Besok Masih Sempat

on Sabtu, 22 Maret 2014


   
            Untuk kesekian harinya lagi-lagi aku malas berangkat sekolah. Aku seperti besi dan kasurku seperti magnet yang selalu menarikku untuk tidak pergi meniggalkannya. Badanku pun terasa lemas tak mampu bangkit dari tempat tidur. Rasanya aku masih ingin berlama-lama lagi berbaring, selimut kutarik lagi menutupi kepala. Kiemarin aku telah melakukan banyak aktifitas, mulai dari bimbel, kerja kelompok, latihan nari, sampai latihan musikalisasi. Jadi, tidak ada salahnya jika hari ini akan aku dedikasikan untuk berbaring seharian di bawah selimut.
            Namun, konflik batin mengusikku, banyak sekali urusan, janji, dan aktivitas penting yang akan aku lewatkan hari ini jika aku tidak bangkit dari tempat tidur. Hari ini seharusnya akau mengikuti try out Ujian Nasional di tempat bimbel, mengerjakan tugas kelompok, latihan musikalisasi untuk praktek Bahasa Indonesia dan latihan nari untuk tugas SBK. Jika aku tidak mengikuti try out, kasian sekali orangtuaku yang sudah mahal-mahal membayar bimbel agar aku lulus ujia.
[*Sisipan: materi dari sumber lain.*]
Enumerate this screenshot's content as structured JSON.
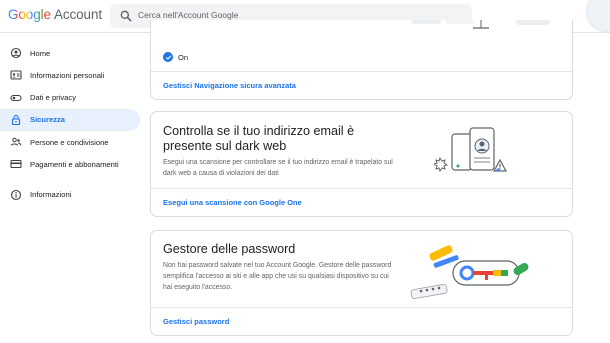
{
  "header": {
    "logo_google": "Google",
    "logo_account": "Account",
    "search_placeholder": "Cerca nell'Account Google"
  },
  "sidebar": {
    "items": [
      {
        "label": "Home",
        "icon": "home-icon"
      },
      {
        "label": "Informazioni personali",
        "icon": "id-card-icon"
      },
      {
        "label": "Dati e privacy",
        "icon": "toggle-icon"
      },
      {
        "label": "Sicurezza",
        "icon": "lock-icon",
        "active": true
      },
      {
        "label": "Persone e condivisione",
        "icon": "people-icon"
      },
      {
        "label": "Pagamenti e abbonamenti",
        "icon": "credit-card-icon"
      },
      {
        "label": "Informazioni",
        "icon": "info-icon"
      }
    ]
  },
  "safe_browsing": {
    "status": "On",
    "link": "Gestisci Navigazione sicura avanzata"
  },
  "dark_web": {
    "title": "Controlla se il tuo indirizzo email è presente sul dark web",
    "description": "Esegui una scansione per controllare se il tuo indirizzo email è trapelato sul dark web a causa di violazioni dei dati",
    "link": "Esegui una scansione con Google One"
  },
  "password_manager": {
    "title": "Gestore delle password",
    "description": "Non hai password salvate nel tuo Account Google. Gestore delle password semplifica l'accesso ai siti e alle app che usi su qualsiasi dispositivo su cui hai eseguito l'accesso.",
    "link": "Gestisci password"
  },
  "colors": {
    "accent": "#1a73e8",
    "active_bg": "#e8f0fe",
    "border": "#dadce0"
  }
}
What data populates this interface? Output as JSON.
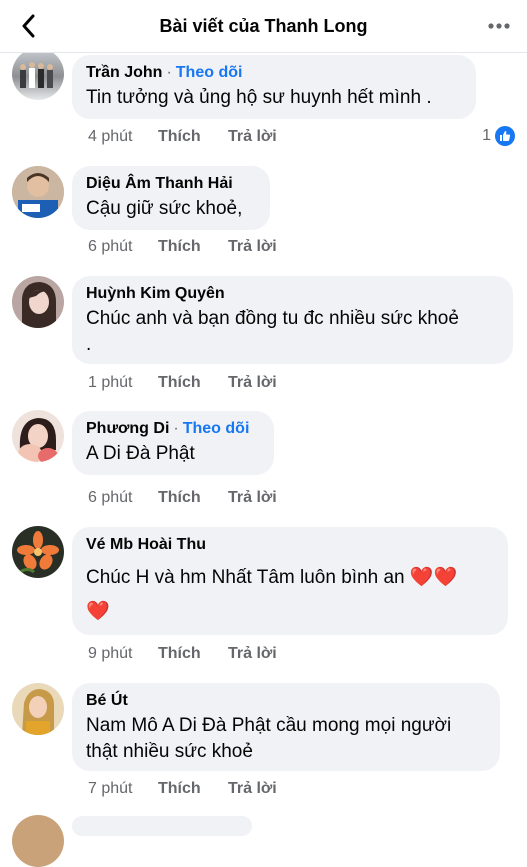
{
  "header": {
    "title": "Bài viết của Thanh Long"
  },
  "comments": [
    {
      "author": "Trần John",
      "follow": "Theo dõi",
      "text": "Tin tưởng và ủng hộ sư huynh hết mình .",
      "time": "4 phút",
      "like_label": "Thích",
      "reply_label": "Trả lời",
      "reaction_count": "1"
    },
    {
      "author": "Diệu Âm Thanh Hải",
      "text": "Cậu giữ sức khoẻ,",
      "time": "6 phút",
      "like_label": "Thích",
      "reply_label": "Trả lời"
    },
    {
      "author": "Huỳnh Kim Quyên",
      "text_line1": "Chúc anh và bạn đồng tu đc nhiều sức khoẻ",
      "text_line2": ".",
      "time": "1 phút",
      "like_label": "Thích",
      "reply_label": "Trả lời"
    },
    {
      "author": "Phương Di",
      "follow": "Theo dõi",
      "text": "A Di Đà Phật",
      "time": "6 phút",
      "like_label": "Thích",
      "reply_label": "Trả lời"
    },
    {
      "author": "Vé Mb Hoài Thu",
      "text_line1": "Chúc H và hm Nhất Tâm luôn bình an ❤️❤️",
      "text_line2": "❤️",
      "time": "9 phút",
      "like_label": "Thích",
      "reply_label": "Trả lời"
    },
    {
      "author": "Bé Út",
      "text_line1": "Nam Mô A Di Đà Phật cầu mong mọi người",
      "text_line2": "thật nhiều sức khoẻ",
      "time": "7 phút",
      "like_label": "Thích",
      "reply_label": "Trả lời"
    }
  ],
  "icons": {
    "back": "chevron-left-icon",
    "more": "more-horizontal-icon",
    "like_reaction": "thumbs-up-icon"
  },
  "colors": {
    "accent": "#1877f2",
    "bubble": "#f0f2f5",
    "muted": "#65676b"
  }
}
Lalu latihan nari akan berantakan jika aku tidak datang.
            Semua konflik batin ini membuat dadaku sesak, aku pun memutuskan untuk tidur di bawah selimut, melupakan semuanya. Aku manusia biasa yang butuh beristirahat. Meskipun sebenarnya yang aku alami adalah rasa malas, bukan kebutuhan akan istirahat. Aku yakin sehari tanpaku semua akan baik-baik saja. Aku masih bisa mengikuti try out bulan depan, mengerjakan tugas kelompok yang dikumpulkan masih seminggu lagi, latihan musikalisasi besok hari, dan untuk latihan nari sebenarnya tidak memerlukan latihan yang keras. Pokoknya besok masih sempat.
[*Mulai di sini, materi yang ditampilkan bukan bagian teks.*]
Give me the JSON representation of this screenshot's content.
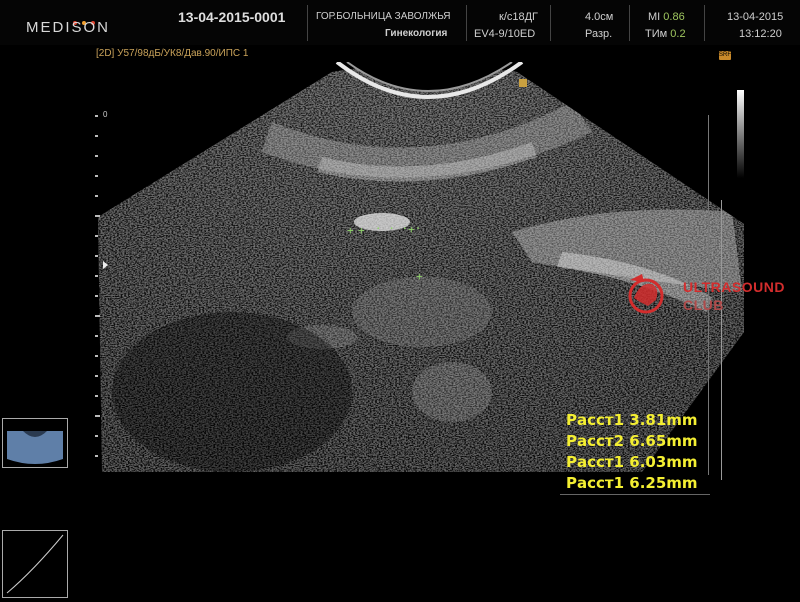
{
  "header": {
    "logo": "MEDISON",
    "study_id": "13-04-2015-0001",
    "hospital": "ГОР.БОЛЬНИЦА ЗАВОЛЖЬЯ",
    "department": "Гинекология",
    "study_type": "к/с18ДГ",
    "probe": "EV4-9/10ED",
    "depth": "4.0см",
    "mode": "Разр.",
    "mi_label": "MI",
    "mi_value": "0.86",
    "tim_label": "ТИм",
    "tim_value": "0.2",
    "date": "13-04-2015",
    "time": "13:12:20"
  },
  "params": {
    "mode_tag": "[2D]",
    "settings": "У57/98дБ/УК8/Дав.90/",
    "ips": "ИПС 1"
  },
  "scale": {
    "zero_label": "0"
  },
  "measurements": [
    {
      "label": "Расст1",
      "value": "3.81mm"
    },
    {
      "label": "Расст2",
      "value": "6.65mm"
    },
    {
      "label": "Расст1",
      "value": "6.03mm"
    },
    {
      "label": "Расст1",
      "value": "6.25mm"
    }
  ],
  "watermark": {
    "line1": "ULTRASOUND",
    "line2": "CLUB",
    "color_red": "#d32d2d"
  },
  "colors": {
    "measurement_yellow": "#f4ef32",
    "param_orange": "#caa35a",
    "mi_green": "#9fc65f"
  },
  "icons": {
    "orientation_marker": "orientation-marker-icon",
    "focus_marker": "focus-arrow-icon"
  }
}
            Suara tahlilan itu membangunkanku dari tidurku yang cukup lelap hari ini. Aku perlu berfikir sejenak untuk merespons mengapa ada suara orang tahlilan di dalam rumahku. Setelah selesai mengumpulkan tenaga, aku pun bangkit dari tempat tidur menuju ke sumber suara itu. Aku kaget bukan main melihat ada mayat terbujur kaku di ruang tengah, siapa yang meninggal? Aku masih ketakutan, orang-orang itu berada di dekatku, tapi aku merasa sangat jauh dengan mereka. Aku bingung apa yang sebenarnya terjadi. Sampai akhirnya aku berteriak histeris ketika melihat sosok mayat itu wajahnya sangat mirip denganku.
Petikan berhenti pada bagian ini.